Apr. 22, 2026, 7:53 PM EDT
By
Michael Edison Hayden
As one of the most high-profile employees of the Southern Poverty Law Center for five years — and as someone who has been outspokenly critical of the organization — I never once heard of the program that allegedly involved paying sources within the Ku Klux Klan, National Alliance and Aryan Nations until the Justice Department published its indictment this week.
What I did hear, frequently, was people in the MAGA movement saying we were some kind of criminal syndicate — part of a sustained propaganda effort to delegitimize the work we did tracking and labeling extremist groups.
Although I find the notion of paying extremists distasteful, even unethical, the indictment feels like the culmination of years of pro-Trump activists consuming and amplifying that kind of propaganda. And, the SPLC, for its part, has called these charges “false allegations.”
One quote from acting Attorney General Todd Blanche’s press conference about the charges against the SPLC stood out to me as particularly absurd:
“The SPLC is manufacturing racism to justify its existence,” he said on Tuesday afternoon.


Imagine, for a moment, believing the SPLC — or any other civil rights organization — needed to fraudulently manufacture racism to sell it in today’s America. Just two months ago, the president shared an artificial intelligence-generated video depicting his Black predecessor and his predecessor’s Black wife as primates. In early 2025, the Trump administration suspended refugee admissions from majority non-white countries while investing in a special program to fast-track white South African Afrikaners into the United States. Racism is not a rare commodity in this country to be manufactured — it’s cheap and easy to find.

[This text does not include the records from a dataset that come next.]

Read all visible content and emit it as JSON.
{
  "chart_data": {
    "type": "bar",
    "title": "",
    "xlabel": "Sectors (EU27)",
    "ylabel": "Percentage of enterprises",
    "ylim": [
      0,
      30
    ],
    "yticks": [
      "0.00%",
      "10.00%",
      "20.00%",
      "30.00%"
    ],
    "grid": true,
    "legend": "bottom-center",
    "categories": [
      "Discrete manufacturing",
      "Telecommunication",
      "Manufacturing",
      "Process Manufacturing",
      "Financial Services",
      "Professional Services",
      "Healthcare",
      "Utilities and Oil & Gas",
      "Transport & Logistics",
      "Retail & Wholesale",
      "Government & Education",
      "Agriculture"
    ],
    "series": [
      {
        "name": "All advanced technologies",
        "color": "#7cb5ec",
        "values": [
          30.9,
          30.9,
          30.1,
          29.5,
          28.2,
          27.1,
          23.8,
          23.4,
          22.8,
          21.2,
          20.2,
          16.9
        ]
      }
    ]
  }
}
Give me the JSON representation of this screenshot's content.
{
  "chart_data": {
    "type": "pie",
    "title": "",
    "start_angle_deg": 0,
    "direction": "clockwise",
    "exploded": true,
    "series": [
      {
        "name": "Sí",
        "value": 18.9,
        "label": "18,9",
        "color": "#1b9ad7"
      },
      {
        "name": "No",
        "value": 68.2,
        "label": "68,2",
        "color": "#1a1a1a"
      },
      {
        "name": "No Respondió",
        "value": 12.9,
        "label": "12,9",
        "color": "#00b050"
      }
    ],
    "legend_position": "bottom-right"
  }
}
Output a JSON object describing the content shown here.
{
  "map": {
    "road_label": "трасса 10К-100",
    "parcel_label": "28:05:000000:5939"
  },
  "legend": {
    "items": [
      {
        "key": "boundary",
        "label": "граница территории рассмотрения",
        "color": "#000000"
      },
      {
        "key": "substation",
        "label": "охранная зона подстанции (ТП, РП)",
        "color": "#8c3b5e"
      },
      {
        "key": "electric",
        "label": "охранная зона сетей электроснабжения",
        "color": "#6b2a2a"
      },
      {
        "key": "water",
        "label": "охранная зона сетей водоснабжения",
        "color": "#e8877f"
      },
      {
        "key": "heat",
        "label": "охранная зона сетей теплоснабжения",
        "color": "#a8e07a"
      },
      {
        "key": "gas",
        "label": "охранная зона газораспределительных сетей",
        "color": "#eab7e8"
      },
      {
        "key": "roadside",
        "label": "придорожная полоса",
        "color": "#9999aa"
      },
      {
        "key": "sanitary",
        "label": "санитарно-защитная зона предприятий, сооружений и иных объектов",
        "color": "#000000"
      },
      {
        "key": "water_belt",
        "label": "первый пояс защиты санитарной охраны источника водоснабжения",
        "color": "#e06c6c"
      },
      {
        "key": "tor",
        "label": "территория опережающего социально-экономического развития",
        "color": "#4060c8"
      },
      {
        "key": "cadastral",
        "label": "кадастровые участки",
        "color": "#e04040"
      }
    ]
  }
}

A closer look at the indictment raises more red flags. For one, the KKK, National Alliance and Aryan Nations have been largely defanged for years. You rarely hear those names now unless you’re a historian focused on the white supremacist movement. That doesn’t rule out the possibility of criminal wrongdoing on its own, but it does show that this DOJ, in 2026, had to reach back as far as 2013 to find a relatively obscure SPLC program — one that, as a former spokesperson, I had never even heard of.
Another issue is the indictment’s suggestion that the SPLC played a role in planning the Unite the Right rally in Charlottesville, Virginia, based on the claim that an informant was “part of a leadership group.” The idea that an informant could have planted the seed for a gathering of white supremacists of that magnitude is completely implausible. We don’t need to speculate about the origins of that deadly event: Unite the Right was effectively a sequel to a similar rally in Charlottesville in May 2017, driven by widespread outrage within the movement over the removal of Confederate statues. Unicorn Riot preserved reams of Discord logs attesting to it.
The indictment feels like the culmination of years of pro-Trump activists consuming and amplifying that kind of propaganda.